In the last couple of decades a new type of player in the market has emerged. These are land promoters. They use risk capital to promote sites through the local plan and planning application process, and if the whole process is successful, the site is sold and they get a share of the sale price as their reward. This has provided a supply of sites available to build, without the actual builder/developer having to tie up risk capital in promoting the land through these processes with no guarantee of success. The large national housebuilders have different overall business strategies as to how much they invest in what is known as strategic land, and how much they prefer instead to buy (to use the industry term) "oven-ready" sites.

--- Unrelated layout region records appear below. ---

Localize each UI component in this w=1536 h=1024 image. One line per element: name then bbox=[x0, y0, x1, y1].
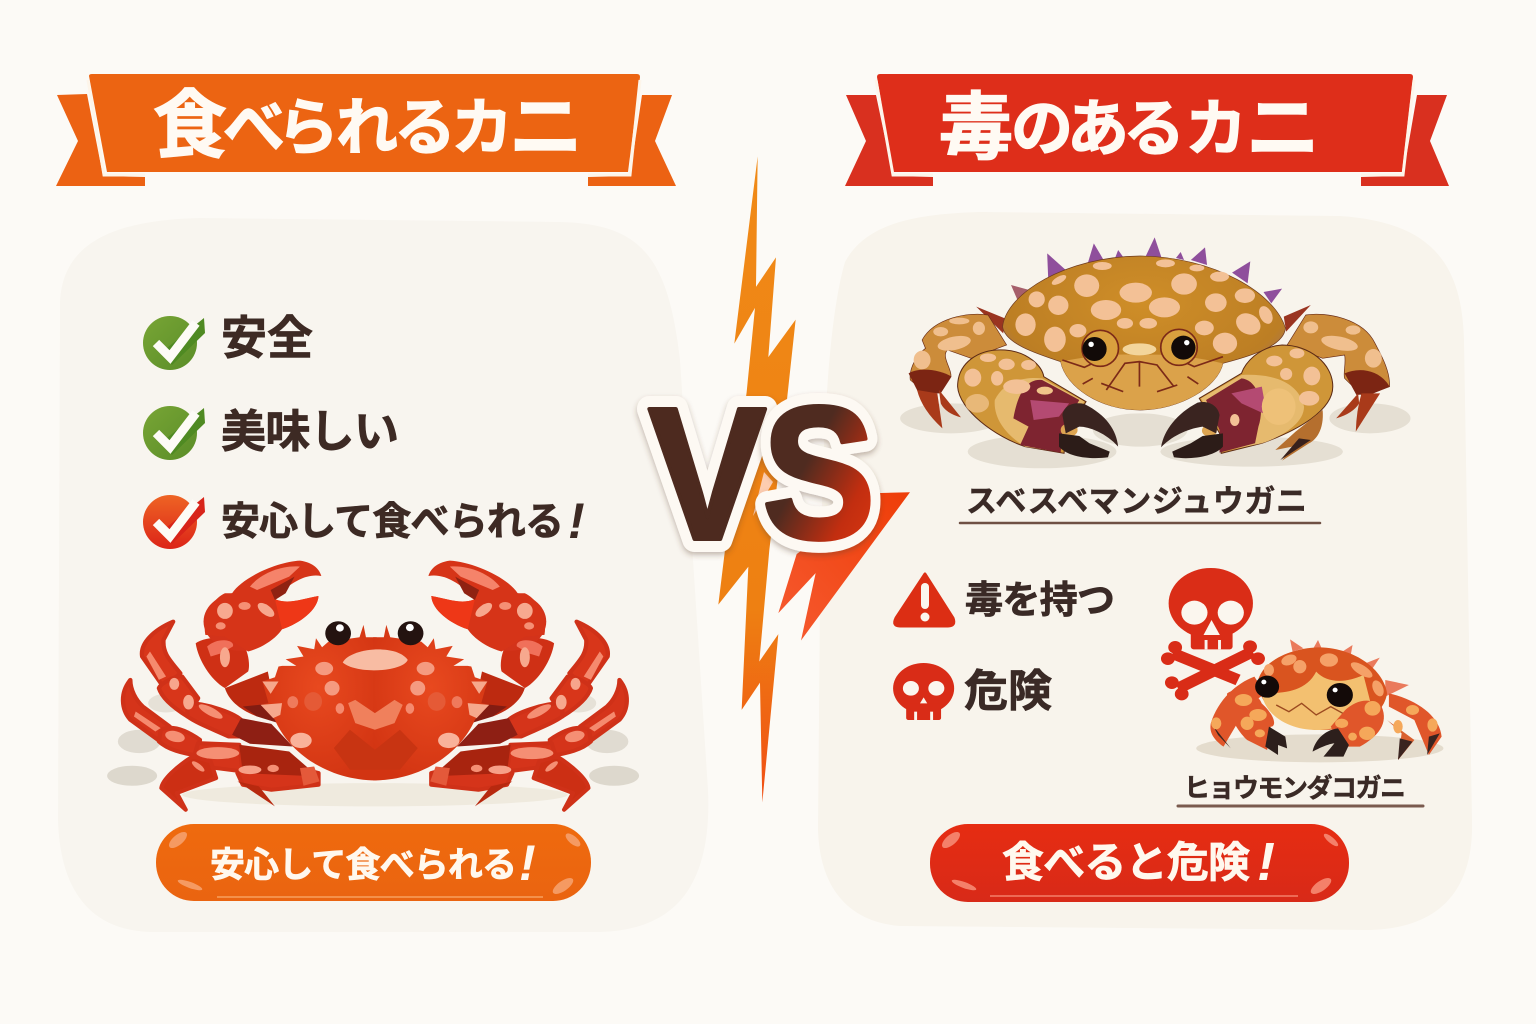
letter S: S bbox=[762, 368, 875, 579]
warning list bbox=[893, 574, 1115, 720]
spots bbox=[1015, 259, 1275, 354]
icon: skull and crossbones bbox=[1161, 568, 1265, 700]
label: blue-ringed crab name: ヒョウモンダコガニ bbox=[1184, 773, 1406, 803]
banner title: ニ bbox=[1246, 87, 1320, 170]
carapace bbox=[1003, 256, 1285, 410]
banner title: 食 bbox=[153, 84, 227, 167]
exclamation mark: ! bbox=[519, 835, 536, 891]
exclamation mark: ! bbox=[568, 493, 585, 549]
banner title: る bbox=[394, 94, 456, 163]
text: safe: 安全 bbox=[221, 312, 313, 364]
letter V: V bbox=[648, 368, 767, 579]
panel: edible crabs bbox=[58, 218, 708, 932]
banner title: カ bbox=[451, 94, 513, 163]
banner title: あ bbox=[1067, 95, 1129, 164]
illustration: smooth-shelled crab bbox=[900, 237, 1411, 468]
icon: warning triangle bbox=[895, 574, 954, 626]
list: edible merits bbox=[143, 312, 585, 549]
icon: skull bbox=[893, 663, 954, 720]
banner: poisonous crabs bbox=[845, 74, 1449, 186]
banner title: る bbox=[1123, 95, 1185, 164]
button: eat with peace of mind bbox=[156, 824, 591, 901]
right claw bbox=[1331, 701, 1384, 747]
shadow bbox=[1196, 734, 1443, 762]
banner title: ら bbox=[277, 94, 339, 163]
exclamation mark: ! bbox=[1257, 832, 1275, 892]
shadow bbox=[900, 403, 1411, 468]
lightning bolts bbox=[718, 156, 910, 803]
eyes bbox=[1123, 343, 1156, 355]
banner title: カ bbox=[1185, 95, 1247, 164]
left claw bbox=[1227, 690, 1274, 750]
button: dangerous to eat bbox=[930, 824, 1349, 902]
illustration: red edible crab bbox=[107, 561, 639, 810]
icon: green check bbox=[143, 406, 205, 460]
banner title: の bbox=[1011, 95, 1073, 164]
text: tasty: 美味しい bbox=[221, 406, 399, 457]
peach accent bbox=[753, 472, 773, 516]
letter S: S bbox=[762, 368, 875, 579]
banner title: ニ bbox=[509, 86, 583, 169]
right claw bbox=[1199, 345, 1333, 453]
panel: poisonous crabs bbox=[818, 212, 1472, 930]
icon: red check bbox=[143, 495, 205, 549]
spikes bbox=[1290, 639, 1409, 697]
legs bbox=[1210, 677, 1265, 747]
eyes bbox=[1255, 676, 1279, 698]
back legs bbox=[910, 314, 1007, 397]
banner title: べ bbox=[223, 94, 285, 163]
letter V: V bbox=[648, 368, 767, 579]
text: danger: 危険 bbox=[964, 667, 1052, 716]
text: eat with peace of mind: 安心して食べられる bbox=[221, 501, 564, 544]
button: dangerous to eat: 食べると危険 bbox=[1002, 839, 1250, 886]
banner title: れ bbox=[336, 94, 398, 163]
banner: edible crabs bbox=[56, 74, 676, 186]
VS badge bbox=[648, 368, 875, 579]
illustration: blue-ringed crab bbox=[1196, 639, 1443, 762]
button: eat with peace of mind: 安心して食べられる bbox=[210, 846, 517, 885]
label: smooth-shelled crab name: スベスベマンジュウガニ bbox=[966, 484, 1307, 519]
icon: green check bbox=[143, 316, 205, 370]
left claw bbox=[958, 350, 1086, 453]
text: has poison: 毒を持つ bbox=[965, 580, 1115, 622]
spikes bbox=[1011, 237, 1282, 303]
banner title: 毒 bbox=[939, 86, 1013, 169]
carapace bbox=[1258, 647, 1387, 730]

If you are a promoter or well advised landowner going the whole hog and getting a planning permission, you would be well advised to get an outline permission and sell with the benefit of this. Each developer has its own idea of what will sell, its corporate style image and (in most cases) standard house-types that it will want to use, so in most greenfield sites it is a waste of money to approval of the details before a sale. There's a little risk left though at the outline planning stage, as it can take a long time to get those reserved matters approvals needed to start on site.
If outline planning permission with reserved matters 3 years. If you then submit detailed planning permission (reserved matters in the outline) then another 2 years. If you apply for permission with all the details then 3 years.
Correct - this was shortened from 5 years by the Blair regime, just in time for the 2008 crash, which meant that there were a number of sites with no buyers, or buyers with no cash to implement with time running against them. However, all you need do in that time is implement the permission - take some initial step such as cutting some foundations, to keep the permission alive
if you have cleared off all the pre-start conditions and obtained the reserved matters approvals.
But if you have invested all that resource in obtaining the planning and approvals and buying the land, that money is burning a hole in your pocket, so you have every commercial incentive to build and sell at a price and rate the market will bear to get your money back. Closing a site for a volume housebuilder is very much a last resort, not least because re-opening it incurs further expense.
The Paignton scheme is interesting. I see it's a mixed scheme of retail, industrial and warehousing that was granted outline permission in 2016 pursuant to a 2014 application on a major redundant office site. From the planning history it looks like quite a bit of the other elements have been built. The permission seems to have been obtained by a not very substantial company. The residential elements are still up for sale as far as I can see. I assume that approval of reserved matters for a full (in theory) ready-to-build scheme has been obtained to keep the permission alive for the residential part of the scheme. There must be something that has put off the any housebuilding company from buying - it could be any one of a number of things - the party promoting the scheme may have designed something that no-one can make work financially in the local market, the presence of an adjoining busy retail/commercial site might hit sales values, or their due diligence has disclosed technical problems that has scared off buyers.
As the permission in the 2016 permission has been implemented, it is still a live permission, but it's an unusual animal to still be there unbuilt. This is not a housebuilder sitting on a site, it's a landowner, promoter or commercial developer who cannot sell it for development. They might (of course) have already got the money they have spent buying and promoting the site back by building or selling the other elements.